赤裸着的刘亦彤瞬间被一股寒意激地打了个哆嗦,她环顾四周,也只有眼前这个姑娘的衣服可以穿,她恭敬地将尸体搬下来,害怕的双手合十拜了拜,虽然这不是她第一次见死尸,但确实是第一次扒死尸的衣服,还是还是跟自己长得一模一样的尸体,不禁心里有些犯怵,脑海中各种恐怖电影又浮现了出来:万一诈尸了怎么办?万一她的鬼魂附在衣服上怎么办?心里是越想越害怕,于是便又跪下来,虔诚的拜了一番,诈不诈尸,有没有鬼她不知道,毕竟身上的寒意是摆在眼前的。
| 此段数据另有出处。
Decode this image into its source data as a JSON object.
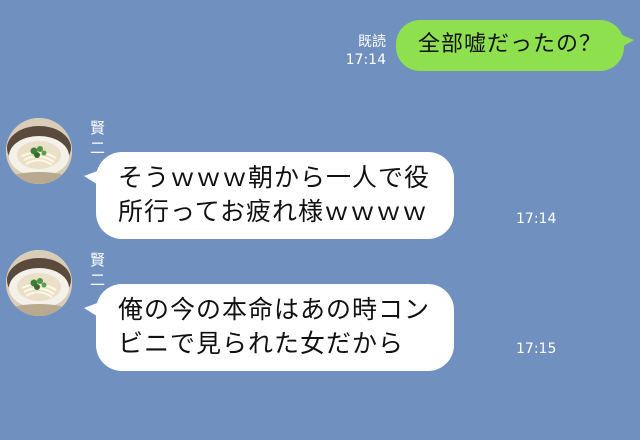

刘亦彤战战兢兢地用手合上那姑娘的双眼,脱衣解带将那姑娘扒了个溜光,看到她那曼妙的身材,不觉还有些自卑。这时刘亦彤在其腰间发现了一封信,她打开看了起来,本想着信中肯定有她的名字,立碑时也好知道写什么,但当看到信上的文字时瞬间傻了眼。刘亦彤好歹也是警察学院的高材生,又在北大中文系攻读了研究生,中国各个时期的字体不敢说精通,也能知道个八九不离十,可这封信中的文字确是她从未见过的,但是有一点她可以肯定,能用毛笔写方块字的毋庸置疑是中国的文字,并且是多次演化的象形文字,因为在某些字的笔画路数上依然能看得出非常生动的动植物形象。
想到这儿,刘亦彤不禁愣了一下,马车、古装女孩儿、不认识的象形文字,这分明不是现代社会的产物,显得与这高级实验室格格不入,不禁脑海中又浮现出许多奇怪的想法:难道自己是在梦中?但脚上的疼痛感分明不是假的;亦或者难道自己已经死了,成了鬼魂,地上躺着的女孩儿就是自己的肉身?可是自己怎么会穿着古代的衣服?突然刘亦彤不禁打了一个寒颤,一股凉意从后颈直冲大脑,心道:这不会是寿衣吧?